Algérie Télécom démenti le blocage de certains site web

 Accusé d’avoir procédé au blocage de certains sites web, l’opérateur public de la téléphonie fixe Algérie Télécom (AT) a démenti fermement ces accusations « diffamatoires et non fondées ».

L’opérateur dément toutes les informations selon lesquelles il aurait pris des mesures restrictives, notamment contre des médias électroniques. Dans un communiqué rendu public samedi soir, Algérie Télécom a tenu à expliquer que « les blocages de sites web se font uniquement dans un cadre légal, tout en rassurant l’opinion publique qu’« elle n’avait pris aucune mesure restrictive et n’avait bloqué aucun site », avant d’ajouter que « toute information relayée à ce titre est non fondée ».

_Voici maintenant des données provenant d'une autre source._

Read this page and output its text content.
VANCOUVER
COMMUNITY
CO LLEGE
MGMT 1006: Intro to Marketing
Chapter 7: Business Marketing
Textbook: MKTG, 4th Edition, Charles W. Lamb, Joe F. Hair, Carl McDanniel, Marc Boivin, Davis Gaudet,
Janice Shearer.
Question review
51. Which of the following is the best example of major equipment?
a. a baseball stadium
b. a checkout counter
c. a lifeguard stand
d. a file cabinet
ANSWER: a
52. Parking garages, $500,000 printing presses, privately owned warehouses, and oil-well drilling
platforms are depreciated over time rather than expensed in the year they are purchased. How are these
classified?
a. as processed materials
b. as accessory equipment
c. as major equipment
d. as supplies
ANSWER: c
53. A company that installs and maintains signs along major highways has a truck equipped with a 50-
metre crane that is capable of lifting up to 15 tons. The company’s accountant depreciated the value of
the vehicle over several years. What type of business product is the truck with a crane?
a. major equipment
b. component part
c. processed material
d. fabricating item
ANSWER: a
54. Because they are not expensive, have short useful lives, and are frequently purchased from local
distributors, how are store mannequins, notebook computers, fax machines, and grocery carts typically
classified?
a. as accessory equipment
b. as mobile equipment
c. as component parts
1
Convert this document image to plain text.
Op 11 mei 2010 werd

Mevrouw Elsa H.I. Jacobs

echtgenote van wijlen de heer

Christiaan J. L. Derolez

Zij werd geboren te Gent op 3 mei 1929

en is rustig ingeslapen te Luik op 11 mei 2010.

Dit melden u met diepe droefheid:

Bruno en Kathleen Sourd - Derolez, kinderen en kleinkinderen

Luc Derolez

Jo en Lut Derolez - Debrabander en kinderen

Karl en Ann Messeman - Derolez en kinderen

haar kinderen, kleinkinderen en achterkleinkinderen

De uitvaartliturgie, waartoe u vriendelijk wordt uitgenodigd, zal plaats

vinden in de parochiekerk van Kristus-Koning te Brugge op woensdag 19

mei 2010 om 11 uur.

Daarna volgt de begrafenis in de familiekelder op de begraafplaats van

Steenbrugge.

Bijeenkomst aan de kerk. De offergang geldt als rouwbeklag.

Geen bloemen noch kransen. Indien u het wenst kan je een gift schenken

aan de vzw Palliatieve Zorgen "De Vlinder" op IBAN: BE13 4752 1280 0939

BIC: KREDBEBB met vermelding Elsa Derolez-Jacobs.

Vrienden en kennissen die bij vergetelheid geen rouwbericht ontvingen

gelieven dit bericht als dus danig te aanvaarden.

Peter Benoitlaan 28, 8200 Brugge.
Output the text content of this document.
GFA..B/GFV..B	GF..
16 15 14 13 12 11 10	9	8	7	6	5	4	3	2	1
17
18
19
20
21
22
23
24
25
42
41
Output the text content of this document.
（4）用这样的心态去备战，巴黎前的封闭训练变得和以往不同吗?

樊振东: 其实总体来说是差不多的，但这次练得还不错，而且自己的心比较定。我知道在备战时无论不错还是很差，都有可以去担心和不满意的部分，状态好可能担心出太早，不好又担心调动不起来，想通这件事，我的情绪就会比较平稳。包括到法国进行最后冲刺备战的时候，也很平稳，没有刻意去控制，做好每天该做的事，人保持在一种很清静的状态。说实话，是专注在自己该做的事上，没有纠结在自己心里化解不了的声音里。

« Le secteur en général et Algérie Télécom en particulier, bien qu’ayant subi des attaques diffamatoires, n’ont jamais eu recours au blocage de contenu, d’autant plus que cette décision relève exclusivement de la compétence de l’autorité judiciaire », a précisé AT dans le communiqué. « Algérie Télécom se démarque de toutes les autocensures pratiquées par les administrateurs des sites web, lesquelles visent à donner plus d’importance à certains sites web, et condamne ce type de pratiques malsaines dont le seul but est d’attiser le ressentiment d’une part, et de voir leurs pages visitées par un plus grand nombre d’internautes d’autre part », a indiqué AT dans son communiqué.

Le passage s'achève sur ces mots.